There’s also a sly humor stitched through the writing that makes sure The Lowdown never relies too heavily on its noir self-seriousness. The premiere alone swings from Lee getting roughed up in his own home like a Tulsa version of The BigLebowski to him later stumbling across penis doodles in a dead man’s journal. The writing has no problem letting those moments sit side by side, because that’s the point, as this world is absurd and grim in equal measure.
Hawke Anchors ‘The Lowdown,’ but Armstrong Steals Its Heart
Of course, all the writing in the world doesn’t work if the cast can’t carry it. Luckily, The Lowdown knows exactly how to walk the tightrope between funny, bruised, and dangerous. Hawke is the obvious centerpiece, and he’s fascinating to watch. Not in a sleek, movie-star sense, but in the way he commits to Lee’s stubborn unraveling. It’s clear from the start that Lee is not invincible or knows how to fight back. Half the time, he’s actually scared for his life. But that’s the hook — watching a man who’s outmatched, but gloriously allergic to giving up. Hawke leans into that scruff and chaos without an ego, making his character both exhausting and magnetic at once. You can also tell how much fun he is having in every scene, which makes the series so much more enjoyable.

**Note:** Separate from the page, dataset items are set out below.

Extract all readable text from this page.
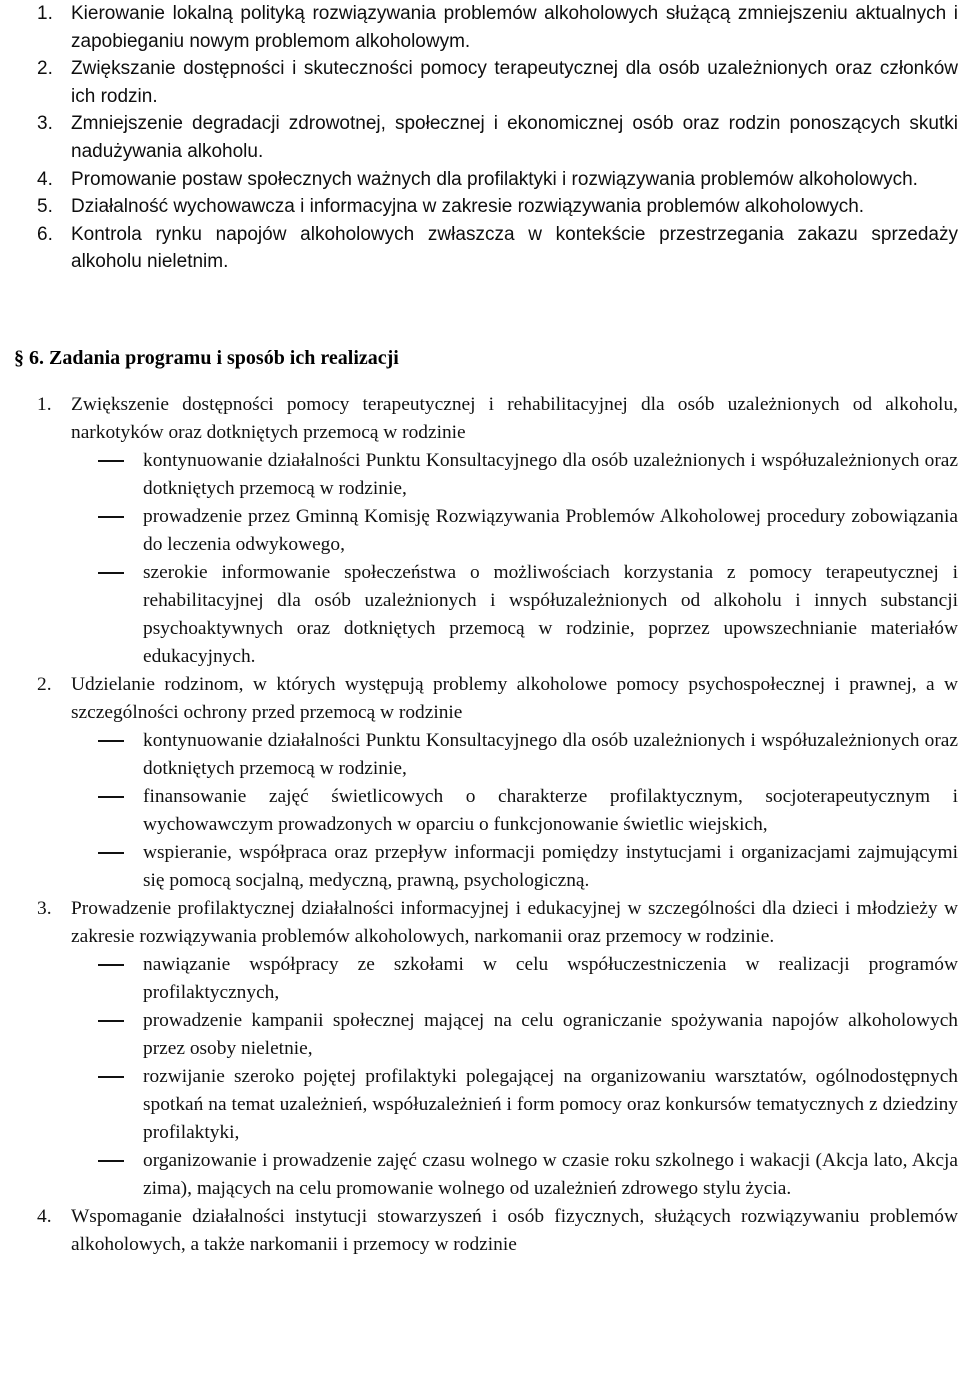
1. Kierowanie lokalną polityką rozwiązywania problemów alkoholowych służącą zmniejszeniu aktualnych i zapobieganiu nowym problemom alkoholowym.
2. Zwiększanie dostępności i skuteczności pomocy terapeutycznej dla osób uzależnionych oraz członków ich rodzin.
3. Zmniejszenie degradacji zdrowotnej, społecznej i ekonomicznej osób oraz rodzin ponoszących skutki nadużywania alkoholu.
4. Promowanie postaw społecznych ważnych dla profilaktyki i rozwiązywania problemów alkoholowych.
5. Działalność wychowawcza i informacyjna w zakresie rozwiązywania problemów alkoholowych.
6. Kontrola rynku napojów alkoholowych zwłaszcza w kontekście przestrzegania zakazu sprzedaży alkoholu nieletnim.
§ 6. Zadania programu i sposób ich realizacji
1. Zwiększenie dostępności pomocy terapeutycznej i rehabilitacyjnej dla osób uzależnionych od alkoholu, narkotyków oraz dotkniętych przemocą w rodzinie
kontynuowanie działalności Punktu Konsultacyjnego dla osób uzależnionych i współuzależnionych oraz dotkniętych przemocą w rodzinie,
prowadzenie przez Gminną Komisję Rozwiązywania Problemów Alkoholowej procedury zobowiązania do leczenia odwykowego,
szerokie informowanie społeczeństwa o możliwościach korzystania z pomocy terapeutycznej i rehabilitacyjnej dla osób uzależnionych i współuzależnionych od alkoholu i innych substancji psychoaktywnych oraz dotkniętych przemocą w rodzinie, poprzez upowszechnianie materiałów edukacyjnych.
2. Udzielanie rodzinom, w których występują problemy alkoholowe pomocy psychospołecznej i prawnej, a w szczególności ochrony przed przemocą w rodzinie
kontynuowanie działalności Punktu Konsultacyjnego dla osób uzależnionych i współuzależnionych oraz dotkniętych przemocą w rodzinie,
finansowanie zajęć świetlicowych o charakterze profilaktycznym, socjoterapeutycznym i wychowawczym prowadzonych w oparciu o funkcjonowanie świetlic wiejskich,
wspieranie, współpraca oraz przepływ informacji pomiędzy instytucjami i organizacjami zajmującymi się pomocą socjalną, medyczną, prawną, psychologiczną.
3. Prowadzenie profilaktycznej działalności informacyjnej i edukacyjnej w szczególności dla dzieci i młodzieży w zakresie rozwiązywania problemów alkoholowych, narkomanii oraz przemocy w rodzinie.
nawiązanie współpracy ze szkołami w celu współuczestniczenia w realizacji programów profilaktycznych,
prowadzenie kampanii społecznej mającej na celu ograniczanie spożywania napojów alkoholowych przez osoby nieletnie,
rozwijanie szeroko pojętej profilaktyki polegającej na organizowaniu warsztatów, ogólnodostępnych spotkań na temat uzależnień, współuzależnień i form pomocy oraz konkursów tematycznych z dziedziny profilaktyki,
organizowanie i prowadzenie zajęć czasu wolnego w czasie roku szkolnego i wakacji (Akcja lato, Akcja zima), mających na celu promowanie wolnego od uzależnień zdrowego stylu życia.
4. Wspomaganie działalności instytucji stowarzyszeń i osób fizycznych, służących rozwiązywaniu problemów alkoholowych, a także narkomanii i przemocy w rodzinie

Around him, the ensemble hums with oddball energy and a delicious chemistry that elevates how they each bounce off one another. Like MacLachlan, who makes Donald’s politician smile curdle into menace the closer Lee gets. But then there are the interactions with Letts, who is a real wolf in golf slacks, while Tripplehorn layers her nonchalant Betty Jo with brassy grief and biting humor. And then there’s David, whose Marty might be the show’s slyest creation — smooth, literary, and never quite what he seems, confusing Lee at every corner. But it’s the dynamics with Hitchcock, which could’ve been a throwaway role for comedy, that grounds certain situations, often with a surprising mix of gossip and woe.
However, the secret weapon is Armstrong as Francis, who has a very charming chemistry with her on-screen dad, Hawke. She sells the push-pull of spending time with him, even when he attempts to push her away for her own good. Armstrong plays it sharp and tender all at once, especially in Episode 3’s “Dinosaur Memories,” which finds the two reuniting after a weird turn of violence and uncertainty in the day. It’s those little emotionally honest beats that sneak up on you between the bar fights and the backroom deals Lee finds himself in.
The Lowdown isn’t set up to reinvent the noir genre, but it does do something better. It livens it up in a way that’s equally scrappy, funny, and stubbornly human as we see Lee get knocked down, but back up by some miracle in mere moments. Between Harjo’s sense of place and Hawke’s bruised charisma, The Lowdown is the kind of show that lingers less for the clues than for the company. If you’re willing to lean into its hairier details and watch Hawke get roughed up a bit, you’ll find this mystery series worth following and a world you won’t want to leave.
The Lowdown premieres Tuesday on FX with two episodes.